Apr 1, 2022 - News

Des Moines' young women make $5K less than men

Illustration of business suit stop hand held out at woman

Illustration: Eniola Odetunde/Axios

Des Moines women under 30 earn 87% of what their male counterparts make, a recent Pew Research analysis of census data through 2019 finds.

  • Median annual earnings among young women working full-time, year-round was $34,518. That's $5,189 less than young men.

Why it matters: Wage inequities hurt everyone.

The big picture: Nationally, women ages 16-29 earn 93%, on average, of what men make, according to Pew's review.

  • Midwest metros tend to have the widest gaps, with young women earning about 90% of young men, Pew found.

Of note: Earning disparities between the sexes tend to widen with age, Pew noted.

  • And women with kids typically face a wage penalty, Marianne Cooper, a sociologist at Stanford, tells Axios' Emily Peck.

Zoom in: Of the 250 metro areas in the study, Des Moines ranked in the bottom half, at No. 166.

  • Young men work slightly more hours than women on a national basis, according to the Pew study. If that factor is true in DSM, it could help explain a portion of the metro's gap, Iowa economist Peter Orazem tells Axios.

Iowa City, on the other hand, is one of 16 metros across the country where young women out-earn men.
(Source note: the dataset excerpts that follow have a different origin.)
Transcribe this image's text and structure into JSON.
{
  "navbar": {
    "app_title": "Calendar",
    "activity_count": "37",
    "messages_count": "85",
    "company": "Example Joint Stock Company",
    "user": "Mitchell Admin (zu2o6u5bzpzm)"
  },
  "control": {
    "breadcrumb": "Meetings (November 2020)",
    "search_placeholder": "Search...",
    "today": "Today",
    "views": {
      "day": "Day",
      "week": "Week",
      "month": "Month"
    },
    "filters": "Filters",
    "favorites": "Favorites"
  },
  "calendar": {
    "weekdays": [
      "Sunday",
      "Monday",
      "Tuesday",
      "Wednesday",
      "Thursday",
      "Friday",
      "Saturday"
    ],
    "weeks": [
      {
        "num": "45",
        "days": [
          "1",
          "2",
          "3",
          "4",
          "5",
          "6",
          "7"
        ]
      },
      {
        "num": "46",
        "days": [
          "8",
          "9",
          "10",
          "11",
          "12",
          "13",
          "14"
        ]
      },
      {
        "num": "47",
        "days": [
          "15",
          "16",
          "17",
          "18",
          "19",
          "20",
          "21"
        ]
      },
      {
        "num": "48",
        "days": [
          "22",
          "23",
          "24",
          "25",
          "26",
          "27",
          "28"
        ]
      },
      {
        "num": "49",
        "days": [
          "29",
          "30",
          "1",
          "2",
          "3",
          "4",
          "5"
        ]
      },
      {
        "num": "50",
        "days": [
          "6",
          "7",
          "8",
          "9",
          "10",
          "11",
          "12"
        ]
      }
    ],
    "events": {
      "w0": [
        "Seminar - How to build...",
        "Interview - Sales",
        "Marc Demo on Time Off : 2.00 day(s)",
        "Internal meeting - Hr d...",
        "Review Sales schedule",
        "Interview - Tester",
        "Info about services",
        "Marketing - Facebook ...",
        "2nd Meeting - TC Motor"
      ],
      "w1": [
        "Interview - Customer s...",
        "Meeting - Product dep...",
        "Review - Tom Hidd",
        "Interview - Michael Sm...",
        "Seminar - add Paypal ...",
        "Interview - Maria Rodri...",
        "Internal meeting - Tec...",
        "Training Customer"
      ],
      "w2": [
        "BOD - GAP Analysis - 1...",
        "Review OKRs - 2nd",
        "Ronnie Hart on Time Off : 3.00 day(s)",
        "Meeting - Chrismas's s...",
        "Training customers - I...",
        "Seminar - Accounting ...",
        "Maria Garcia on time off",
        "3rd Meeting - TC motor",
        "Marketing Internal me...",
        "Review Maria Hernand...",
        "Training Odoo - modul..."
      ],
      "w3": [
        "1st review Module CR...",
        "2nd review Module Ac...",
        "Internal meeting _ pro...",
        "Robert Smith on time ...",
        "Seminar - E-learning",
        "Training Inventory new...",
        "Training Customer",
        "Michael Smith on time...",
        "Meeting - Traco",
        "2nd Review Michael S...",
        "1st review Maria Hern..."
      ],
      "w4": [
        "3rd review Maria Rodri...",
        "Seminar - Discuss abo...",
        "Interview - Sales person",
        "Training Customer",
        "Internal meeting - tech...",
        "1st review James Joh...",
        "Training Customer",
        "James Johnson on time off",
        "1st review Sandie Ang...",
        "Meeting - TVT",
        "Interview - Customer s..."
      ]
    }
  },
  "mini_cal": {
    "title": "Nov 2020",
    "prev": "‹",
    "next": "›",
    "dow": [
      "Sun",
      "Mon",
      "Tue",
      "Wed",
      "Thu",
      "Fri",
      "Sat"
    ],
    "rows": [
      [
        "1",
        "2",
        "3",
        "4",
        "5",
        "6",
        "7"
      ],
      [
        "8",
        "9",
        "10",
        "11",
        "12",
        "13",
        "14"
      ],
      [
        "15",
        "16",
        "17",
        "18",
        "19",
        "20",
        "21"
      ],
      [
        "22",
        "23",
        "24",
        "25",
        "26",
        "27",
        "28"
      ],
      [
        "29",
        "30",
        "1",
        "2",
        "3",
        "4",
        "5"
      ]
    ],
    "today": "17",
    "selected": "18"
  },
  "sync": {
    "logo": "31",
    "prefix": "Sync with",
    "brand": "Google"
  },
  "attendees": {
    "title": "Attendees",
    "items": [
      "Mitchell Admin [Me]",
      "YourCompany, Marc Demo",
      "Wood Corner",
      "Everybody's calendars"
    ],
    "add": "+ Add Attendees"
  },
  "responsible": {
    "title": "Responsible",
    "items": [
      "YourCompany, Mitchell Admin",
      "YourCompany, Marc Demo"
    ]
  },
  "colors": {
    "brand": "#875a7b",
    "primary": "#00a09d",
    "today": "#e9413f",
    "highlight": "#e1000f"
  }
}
  • The 1% difference equated to $274 more for Iowa City's female workers under 30 in 2019.

What they're saying: Health care jobs pay better than many other industries and often have a larger percent of women workers, William Boal, a Drake economics professor, tells Axios.

  • A large employer in Iowa City is the University of Iowa and that likely contributed to its ranking, he says.